Beim bevorstehenden Europäischen Rat wird zudem über das Multiannual Financial Framework (EU-Budget) diskutiert. Strickner fordert eine Erhöhung des Anteils für sozialen und ökologischen Umbau auf 50%, was den Ausbau öffentlicher Verkehrsmittel, Gebäudesanierungen und Renaturierungsmaßnahmen einschließen sollte. Eine Warnung vor möglichen negativen Auswirkungen auf die Energiewende und den Klimaschutz kommt in diesem Zusammenhang von GLOBAL 2000, die auf die möglichen Kürzungen im Europäischen Emissionshandelssystem (ETS) hinweist.
EU-Emissionshandelssystem und seine Auswirkungen
Der Emissionshandel dient als wichtiges Instrument zur Bekämpfung des Klimawandels, indem er Anreize für Unternehmen schafft, Emissionen zu senken und in sauberere Technologien zu investieren. Ab 2027 wird der neue EU-Emissionshandel ETS2 eingeführt, der die Kosten für fossile Kraftstoffe erhöhen wird. Unternehmen, die Benzin, Diesel oder Gas verkaufen, müssen CO2-Zertifikate erwerben, was vermutlich die Verbraucherpreise erhöhen wird, insbesondere für Haushalte mit geringem Einkommen, die besonders betroffen sein könnten. Für diese Haushalte sind sozialpolitische Maßnahmen wie der Klimasozialfonds vorgesehen, der unter anderem Zuschüsse für klimafreundliche Heizungen bereitstellt.

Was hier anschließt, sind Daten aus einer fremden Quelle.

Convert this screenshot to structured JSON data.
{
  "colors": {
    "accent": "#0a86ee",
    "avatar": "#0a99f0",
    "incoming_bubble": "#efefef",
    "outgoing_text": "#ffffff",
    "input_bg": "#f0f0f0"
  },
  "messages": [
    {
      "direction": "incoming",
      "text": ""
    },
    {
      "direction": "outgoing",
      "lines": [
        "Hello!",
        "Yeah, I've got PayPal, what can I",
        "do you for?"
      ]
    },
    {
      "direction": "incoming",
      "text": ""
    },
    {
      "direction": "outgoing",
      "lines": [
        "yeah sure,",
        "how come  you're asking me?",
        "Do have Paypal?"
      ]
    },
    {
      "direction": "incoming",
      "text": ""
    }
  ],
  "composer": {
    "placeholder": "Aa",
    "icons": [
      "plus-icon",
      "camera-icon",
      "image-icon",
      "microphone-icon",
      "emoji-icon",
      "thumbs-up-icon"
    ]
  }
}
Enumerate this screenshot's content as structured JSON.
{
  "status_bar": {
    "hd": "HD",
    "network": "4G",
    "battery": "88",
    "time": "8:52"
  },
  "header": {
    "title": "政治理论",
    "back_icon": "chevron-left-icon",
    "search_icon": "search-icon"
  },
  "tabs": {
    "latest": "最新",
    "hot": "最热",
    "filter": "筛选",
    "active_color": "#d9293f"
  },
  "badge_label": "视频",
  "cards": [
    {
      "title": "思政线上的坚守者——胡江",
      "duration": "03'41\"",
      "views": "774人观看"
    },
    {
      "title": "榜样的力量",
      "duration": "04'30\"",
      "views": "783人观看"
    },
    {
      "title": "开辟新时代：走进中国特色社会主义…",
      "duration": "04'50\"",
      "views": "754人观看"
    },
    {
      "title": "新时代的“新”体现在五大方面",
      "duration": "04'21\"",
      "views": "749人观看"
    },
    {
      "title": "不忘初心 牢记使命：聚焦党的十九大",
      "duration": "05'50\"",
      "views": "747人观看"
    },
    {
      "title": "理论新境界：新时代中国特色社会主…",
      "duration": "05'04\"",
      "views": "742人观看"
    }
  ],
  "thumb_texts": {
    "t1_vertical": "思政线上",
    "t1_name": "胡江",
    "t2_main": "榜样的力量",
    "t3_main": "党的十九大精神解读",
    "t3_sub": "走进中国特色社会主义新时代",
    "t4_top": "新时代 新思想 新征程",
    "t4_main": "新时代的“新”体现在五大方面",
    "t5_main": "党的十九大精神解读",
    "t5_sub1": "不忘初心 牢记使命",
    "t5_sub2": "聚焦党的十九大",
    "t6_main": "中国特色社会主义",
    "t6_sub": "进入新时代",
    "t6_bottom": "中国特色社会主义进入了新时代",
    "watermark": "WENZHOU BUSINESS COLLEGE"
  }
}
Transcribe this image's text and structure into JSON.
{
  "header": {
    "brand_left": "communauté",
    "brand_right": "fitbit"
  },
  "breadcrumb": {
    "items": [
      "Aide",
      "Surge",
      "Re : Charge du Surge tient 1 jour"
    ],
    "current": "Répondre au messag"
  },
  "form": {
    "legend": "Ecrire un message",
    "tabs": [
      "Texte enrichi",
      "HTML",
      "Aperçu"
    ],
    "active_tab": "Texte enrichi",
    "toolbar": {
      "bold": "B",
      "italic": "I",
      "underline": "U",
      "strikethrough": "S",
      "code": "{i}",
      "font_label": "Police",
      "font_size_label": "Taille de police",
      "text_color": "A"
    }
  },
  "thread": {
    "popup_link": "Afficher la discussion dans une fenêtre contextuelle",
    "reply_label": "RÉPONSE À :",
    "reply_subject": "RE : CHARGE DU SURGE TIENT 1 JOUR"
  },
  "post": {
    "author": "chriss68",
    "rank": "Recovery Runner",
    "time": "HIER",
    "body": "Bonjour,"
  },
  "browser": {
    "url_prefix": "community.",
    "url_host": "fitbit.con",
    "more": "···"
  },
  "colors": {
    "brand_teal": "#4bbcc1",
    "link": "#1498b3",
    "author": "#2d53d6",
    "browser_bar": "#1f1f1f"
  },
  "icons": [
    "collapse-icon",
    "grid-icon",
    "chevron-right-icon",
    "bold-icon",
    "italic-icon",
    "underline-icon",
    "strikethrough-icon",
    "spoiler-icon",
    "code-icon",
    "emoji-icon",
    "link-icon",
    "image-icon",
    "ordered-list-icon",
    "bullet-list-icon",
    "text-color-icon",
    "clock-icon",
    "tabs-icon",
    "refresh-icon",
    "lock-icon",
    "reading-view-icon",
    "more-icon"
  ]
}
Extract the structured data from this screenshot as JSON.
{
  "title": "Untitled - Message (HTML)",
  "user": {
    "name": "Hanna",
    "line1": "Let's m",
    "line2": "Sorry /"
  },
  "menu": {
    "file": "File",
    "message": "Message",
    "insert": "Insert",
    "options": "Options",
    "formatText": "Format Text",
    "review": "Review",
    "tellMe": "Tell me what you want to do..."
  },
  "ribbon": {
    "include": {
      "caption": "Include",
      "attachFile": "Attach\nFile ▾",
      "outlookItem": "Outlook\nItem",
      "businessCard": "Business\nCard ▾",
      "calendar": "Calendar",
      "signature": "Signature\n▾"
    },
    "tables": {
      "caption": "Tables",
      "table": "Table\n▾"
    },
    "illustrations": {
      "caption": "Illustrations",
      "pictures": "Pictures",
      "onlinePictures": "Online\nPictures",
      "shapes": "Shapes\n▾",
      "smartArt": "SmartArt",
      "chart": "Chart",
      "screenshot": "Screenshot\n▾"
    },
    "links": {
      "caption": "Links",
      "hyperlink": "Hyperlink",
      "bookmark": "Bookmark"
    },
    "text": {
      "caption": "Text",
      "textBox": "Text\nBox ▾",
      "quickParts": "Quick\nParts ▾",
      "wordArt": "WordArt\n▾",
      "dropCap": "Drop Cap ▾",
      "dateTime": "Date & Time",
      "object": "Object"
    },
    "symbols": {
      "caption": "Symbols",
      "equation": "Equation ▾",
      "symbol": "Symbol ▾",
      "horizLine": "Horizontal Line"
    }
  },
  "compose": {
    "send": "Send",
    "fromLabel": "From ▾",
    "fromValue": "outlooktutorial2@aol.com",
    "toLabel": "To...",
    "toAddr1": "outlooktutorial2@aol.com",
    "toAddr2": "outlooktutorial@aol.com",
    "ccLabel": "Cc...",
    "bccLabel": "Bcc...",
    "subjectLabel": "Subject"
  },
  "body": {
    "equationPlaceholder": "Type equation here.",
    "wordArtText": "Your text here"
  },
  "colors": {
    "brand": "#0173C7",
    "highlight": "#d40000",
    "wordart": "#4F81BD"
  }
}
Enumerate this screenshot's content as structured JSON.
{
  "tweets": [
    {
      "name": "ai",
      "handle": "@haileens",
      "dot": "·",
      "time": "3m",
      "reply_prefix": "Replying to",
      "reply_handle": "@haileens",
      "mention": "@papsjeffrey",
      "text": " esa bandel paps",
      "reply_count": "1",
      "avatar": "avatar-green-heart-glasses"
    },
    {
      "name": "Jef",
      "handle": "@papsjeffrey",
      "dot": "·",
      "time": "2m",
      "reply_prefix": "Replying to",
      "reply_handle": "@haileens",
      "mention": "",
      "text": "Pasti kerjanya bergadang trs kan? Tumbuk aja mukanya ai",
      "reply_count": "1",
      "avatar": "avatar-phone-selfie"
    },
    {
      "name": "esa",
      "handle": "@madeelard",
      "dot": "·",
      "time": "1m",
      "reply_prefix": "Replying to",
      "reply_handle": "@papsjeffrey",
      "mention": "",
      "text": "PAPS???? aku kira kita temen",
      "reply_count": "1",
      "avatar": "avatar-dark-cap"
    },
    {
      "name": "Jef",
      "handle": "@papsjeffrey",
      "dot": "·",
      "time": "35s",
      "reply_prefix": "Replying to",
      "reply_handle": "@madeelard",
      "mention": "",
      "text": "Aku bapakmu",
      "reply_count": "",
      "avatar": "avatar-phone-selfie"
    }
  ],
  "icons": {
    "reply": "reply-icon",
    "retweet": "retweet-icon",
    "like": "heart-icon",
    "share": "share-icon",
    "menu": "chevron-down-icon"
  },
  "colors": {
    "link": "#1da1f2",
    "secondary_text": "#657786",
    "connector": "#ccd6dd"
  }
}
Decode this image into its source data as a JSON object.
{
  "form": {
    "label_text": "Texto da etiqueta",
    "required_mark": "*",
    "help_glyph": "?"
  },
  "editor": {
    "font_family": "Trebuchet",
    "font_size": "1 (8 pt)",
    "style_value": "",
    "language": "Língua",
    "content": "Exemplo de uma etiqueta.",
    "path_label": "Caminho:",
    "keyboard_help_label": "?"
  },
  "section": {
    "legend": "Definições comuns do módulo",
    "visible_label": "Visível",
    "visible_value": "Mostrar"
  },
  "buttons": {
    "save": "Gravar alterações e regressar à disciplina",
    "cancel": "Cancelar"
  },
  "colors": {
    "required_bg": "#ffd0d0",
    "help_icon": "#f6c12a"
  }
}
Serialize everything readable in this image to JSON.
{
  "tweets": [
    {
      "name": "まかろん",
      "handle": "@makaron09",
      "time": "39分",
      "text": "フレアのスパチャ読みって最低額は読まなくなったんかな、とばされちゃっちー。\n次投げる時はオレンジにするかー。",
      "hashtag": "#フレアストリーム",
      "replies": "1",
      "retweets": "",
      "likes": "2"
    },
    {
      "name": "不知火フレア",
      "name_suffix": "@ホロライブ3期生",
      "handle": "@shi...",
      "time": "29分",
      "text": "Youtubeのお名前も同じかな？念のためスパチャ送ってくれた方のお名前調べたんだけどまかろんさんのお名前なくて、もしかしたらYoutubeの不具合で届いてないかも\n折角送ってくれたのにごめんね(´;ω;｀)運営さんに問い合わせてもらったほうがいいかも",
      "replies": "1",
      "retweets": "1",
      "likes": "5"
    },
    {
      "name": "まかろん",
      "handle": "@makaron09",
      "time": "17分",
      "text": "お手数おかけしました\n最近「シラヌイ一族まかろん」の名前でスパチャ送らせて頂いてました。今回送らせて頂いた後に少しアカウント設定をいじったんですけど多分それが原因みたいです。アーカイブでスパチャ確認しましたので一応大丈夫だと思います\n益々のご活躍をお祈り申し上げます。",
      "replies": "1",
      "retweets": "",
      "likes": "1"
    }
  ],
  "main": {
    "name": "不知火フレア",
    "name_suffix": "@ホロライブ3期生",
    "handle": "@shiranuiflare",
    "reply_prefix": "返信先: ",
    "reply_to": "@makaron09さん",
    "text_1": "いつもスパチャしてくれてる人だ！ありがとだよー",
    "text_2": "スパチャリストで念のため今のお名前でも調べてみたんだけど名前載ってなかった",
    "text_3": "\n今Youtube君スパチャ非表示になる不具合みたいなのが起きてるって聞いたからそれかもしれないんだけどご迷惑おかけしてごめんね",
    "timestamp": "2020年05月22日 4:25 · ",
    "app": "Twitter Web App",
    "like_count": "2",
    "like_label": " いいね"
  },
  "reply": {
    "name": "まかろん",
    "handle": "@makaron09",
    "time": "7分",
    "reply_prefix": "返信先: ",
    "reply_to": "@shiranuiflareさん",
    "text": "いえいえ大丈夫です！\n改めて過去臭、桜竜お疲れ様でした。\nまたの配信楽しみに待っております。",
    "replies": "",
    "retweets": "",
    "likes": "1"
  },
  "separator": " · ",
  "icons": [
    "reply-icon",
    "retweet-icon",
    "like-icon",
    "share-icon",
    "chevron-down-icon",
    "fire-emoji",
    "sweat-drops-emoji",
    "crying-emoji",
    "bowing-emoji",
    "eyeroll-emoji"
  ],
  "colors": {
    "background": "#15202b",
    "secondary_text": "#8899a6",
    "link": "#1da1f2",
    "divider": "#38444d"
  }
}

Das ETS2 ist Teil des ambitionierten „Fit for 55“-Pakets der EU, das darauf abzielt, die Treibhausgasemissionen bis 2030 um 55% im Vergleich zu 1990 zu reduzieren. Der bestehende europäische Emissionshandel, ETS1, hat bereits signifikante Erfolge erzielt, indem er die CO2-Emissionen in Deutschland um 47% und europaweit um 51% gesenkt hat. In Deutschland deckt der nationale CO2-Preis, der seit 2021 im Verkehr und bei Wärme gilt, etwa 85% der Emissionen ab.
Europäische Klimapolitik und ihre Ziele
Die europäische Klimaschutzpolitik verfolgt das Ziel, die Auswirkungen des Klimawandels abzuschwächen und die umwelt- und klimaschädlichen Aktivitäten zu reduzieren. Basierend auf internationalen Vereinbarungen wie dem Rahmenübereinkommen der Vereinten Nationen über Klimaänderungen und dem Übereinkommen von Paris wird das 1,5-Grad-Ziel verfolgt. Im Jahr 2020 lagen die Treibhausgasemissionen in der EU bei etwa 3 Millionen Kilotonnen CO₂eq. Das Ziel für 2030 ist, die Emissionen erheblich zu reduzieren und den Anteil erneuerbarer Energien sowie die Energieeffizienz weiter zu steigern.
Diese Entwicklungen sind entscheidend, um den Klimawandel aktiv zu bekämpfen und die EU auf dem Weg zu einem nachhaltigeren Energienetz zu unterstützen. Die Verteilung der Emissionen auf verschiedene Sektoren zeigt dabei die Herausforderungen, vor denen die Mitgliedstaaten stehen, um die gesetzten klimatischen Ziele zu erreichen.
Angesichts dieser Herausforderungen fordert GLOBAL 2000 Bundeskanzler Christian Stocker auf, beim EU-Rat entschieden für die Stärkung des Emissionshandels einzutreten und mögliche Abschwächungen abzulehnen. Nur durch entschlossenes Handeln und umfassende Investitionen kann die Energiewende gelingen.